Ces petits, ce sont les victimes d’abus pour lesquels le ministère public chilien a demandé des déclarations à la direction de l’Eglise au Chili y compris un prélat émérite, Errazuriz, qui est toujours membre du C9.

Le Pape vient de nommer “sostituto” (ndt en italien dans le texte) de la Secrétairie d’État aux affaires générale, un homme, le Vénézuélien Edgar Peña Parra, qui a fait pression pour que celui qui était alors le prêtre Juan José Pineda, écarté aujourd’hui après des accusations probables d’abus homosexuels, soit nommé évêque auxiliaire de Maradiaga (cf. Copinage). Une autre nomination récente a été celle de l’actuel évêque portugais José Tolentino Mendonça, qui assure que Jésus « n’a jamais établi de normes ».

Ce n’est pas seulement que le Vatican n’a rien dit sur cette crise jusqu’à ce qu’il devienne impossible et même dangereux, de ne pas le faire ; c’est que, comme nous n’arrêtons pas de le voir, il y a une déconnexion désespérante entre beaucoup des messages les plus prometteurs du Pape et ses actions concrètes, ses mesures réelles.
La «tolérance zéro » ne l’a pas été tant que cela, comme nous le voyons, de même que l’ « Église pauvre pour les pauvres » n’a pas signifié que François s’est défait de l’ APSA (l’énorme patrimoine immobilier du Vatican) malgré les appels constants à accueillir les réfugiés. Démagogie ? Non : prendre au sérieux le désir d’une Église pauvre.
La miséricorde que le Pape a toujours à la bouche et pour laquelle tout le monde lui adresse tellement de louanges, s’est montrée elle aussi extraordinairement sélective. En bénéficient ceux qui, pour ce qui est de pécher, pèchent du « bon » côté, ceux qui exagèrent, en tout cas, les lignes idéologiques que Sa Sainteté ne dissimule pas, comme l’ancien président brésilien emprisonné pour corruption, Lula da Silva. D’autres, les « rigides » ceux qui trouvent le Christ d’une façon plus proche de la manière traditionnelle, comme la Fraternité des Saints Apôtres ou les Franciscains de l’Immaculée, ont pu expérimenter l’autre face de François, implacable et sans appel ni explication.

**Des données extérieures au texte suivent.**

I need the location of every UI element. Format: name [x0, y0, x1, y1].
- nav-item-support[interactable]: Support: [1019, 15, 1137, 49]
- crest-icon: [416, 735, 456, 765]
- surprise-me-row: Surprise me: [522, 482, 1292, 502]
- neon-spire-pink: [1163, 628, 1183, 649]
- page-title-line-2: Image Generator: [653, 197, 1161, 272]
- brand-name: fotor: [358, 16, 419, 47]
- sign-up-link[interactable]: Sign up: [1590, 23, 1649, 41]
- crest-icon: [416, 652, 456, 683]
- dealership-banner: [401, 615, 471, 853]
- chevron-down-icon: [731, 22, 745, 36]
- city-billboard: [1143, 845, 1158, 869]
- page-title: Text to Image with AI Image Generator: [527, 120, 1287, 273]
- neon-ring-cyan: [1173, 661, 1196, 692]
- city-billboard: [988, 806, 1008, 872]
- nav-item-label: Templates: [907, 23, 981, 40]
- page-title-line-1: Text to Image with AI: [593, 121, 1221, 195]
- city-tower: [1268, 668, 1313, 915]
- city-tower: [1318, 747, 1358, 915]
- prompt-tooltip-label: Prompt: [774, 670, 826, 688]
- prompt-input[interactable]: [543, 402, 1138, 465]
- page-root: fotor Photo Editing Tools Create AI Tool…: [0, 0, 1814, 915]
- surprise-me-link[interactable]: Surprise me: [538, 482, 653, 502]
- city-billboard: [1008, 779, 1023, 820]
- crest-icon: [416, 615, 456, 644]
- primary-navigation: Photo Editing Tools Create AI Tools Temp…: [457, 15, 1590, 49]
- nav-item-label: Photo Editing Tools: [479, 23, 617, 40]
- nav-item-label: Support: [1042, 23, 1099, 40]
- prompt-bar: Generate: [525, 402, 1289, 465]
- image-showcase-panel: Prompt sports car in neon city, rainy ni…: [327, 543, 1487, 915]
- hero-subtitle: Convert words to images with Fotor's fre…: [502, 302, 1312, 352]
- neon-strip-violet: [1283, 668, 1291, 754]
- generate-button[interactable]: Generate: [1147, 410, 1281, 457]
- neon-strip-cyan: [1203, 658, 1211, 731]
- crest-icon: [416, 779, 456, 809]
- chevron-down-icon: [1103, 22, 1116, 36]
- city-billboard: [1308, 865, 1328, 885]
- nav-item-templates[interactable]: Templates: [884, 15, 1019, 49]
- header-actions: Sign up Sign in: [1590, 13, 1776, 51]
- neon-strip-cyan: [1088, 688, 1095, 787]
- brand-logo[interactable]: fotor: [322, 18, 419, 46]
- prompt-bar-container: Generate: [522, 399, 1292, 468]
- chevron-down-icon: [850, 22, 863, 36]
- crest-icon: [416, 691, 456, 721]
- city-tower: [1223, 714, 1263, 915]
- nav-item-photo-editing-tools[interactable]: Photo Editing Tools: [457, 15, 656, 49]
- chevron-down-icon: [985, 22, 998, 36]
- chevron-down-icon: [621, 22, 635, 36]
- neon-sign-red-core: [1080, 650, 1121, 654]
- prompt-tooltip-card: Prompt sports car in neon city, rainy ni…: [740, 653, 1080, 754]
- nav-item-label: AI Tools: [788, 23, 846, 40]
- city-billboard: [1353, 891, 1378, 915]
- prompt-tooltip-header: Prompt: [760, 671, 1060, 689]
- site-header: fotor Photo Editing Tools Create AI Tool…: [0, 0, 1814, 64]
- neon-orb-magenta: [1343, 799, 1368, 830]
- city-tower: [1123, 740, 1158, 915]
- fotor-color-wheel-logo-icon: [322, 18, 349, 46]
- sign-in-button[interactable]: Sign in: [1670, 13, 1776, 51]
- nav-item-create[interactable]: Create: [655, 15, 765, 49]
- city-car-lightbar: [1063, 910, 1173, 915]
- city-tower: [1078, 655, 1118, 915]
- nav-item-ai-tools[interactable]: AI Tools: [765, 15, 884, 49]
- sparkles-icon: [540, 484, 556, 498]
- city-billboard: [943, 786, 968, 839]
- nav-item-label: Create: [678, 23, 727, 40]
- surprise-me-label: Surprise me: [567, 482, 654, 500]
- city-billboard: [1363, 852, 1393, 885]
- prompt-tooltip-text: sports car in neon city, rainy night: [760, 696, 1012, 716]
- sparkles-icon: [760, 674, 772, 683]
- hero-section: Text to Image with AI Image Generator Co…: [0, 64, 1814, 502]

Mercredi prochain commence à Dublin la Rencontre Mondiale des Familles sous l’égide de Sa Sainteté organisée par Kevin Farrell, qui a été un ami personnel, un collaborateur et un protégé de l’ex-cardinal McCarrick; une rencontre qui comptera avec la présence vedette du jésuite homosexualiste James Martin, et une rencontre pour laquelle se sont déjà excusés, à quelques jours du début, deux cardinaux qui devaient y faire d’importantes interventions, O’Malley et Wuerl (cf. Panique chez les cardinaux américains). Alors qu’il est évident que l’infiltration homosexuelle au niveau du clergé est le cœur même de cette situation qui a causé des « blessures qui ne peuvent pas être prescrites », chez les plus petits, l’évènement est présenté comme une façon d’ « adoucir » la position de l’Église sur l’homosexualité.
Libertad Digital (ndt journal d’informations en ligne, classé centre droite libérale) titre l’information avec les mots du responsable de presse du Vatican, Greg Burke, celui-là même qui n’a pas interrompu immédiatement ses vacances quand le rapport a été connu: Greg Burke - "Il est significatif que le Pape fasse référence aux abus comme à un crime, et pas seulement un péché". Mais non, ce n’est pas significatif quand une institution officielle comme le grand jury de l’État de Pennsylvanie l’a déjà fait.
Sur Vatican News qui est en passe de mériter le nom de Pravda francisquiste (ndr néologisme espagnol transparent), ils ouvrent aussi leur rubrique avec des commentaires de Greg Burke: « Le Pape le souligne aussi : il n’a jamais prescription pour les blessures ». Qu’est ce que cela veut dire exactement? Cela se traduit par quoi? Après la réduction à l’état laïc par Benoît XVI du prêtre pédéraste Mauro Inzoli, François l’a réhabilité, pour le séculariser de nouveau quand il a récidivé. Il n’y a pas de prescription pour les blessures, mais il y en a pour les délits.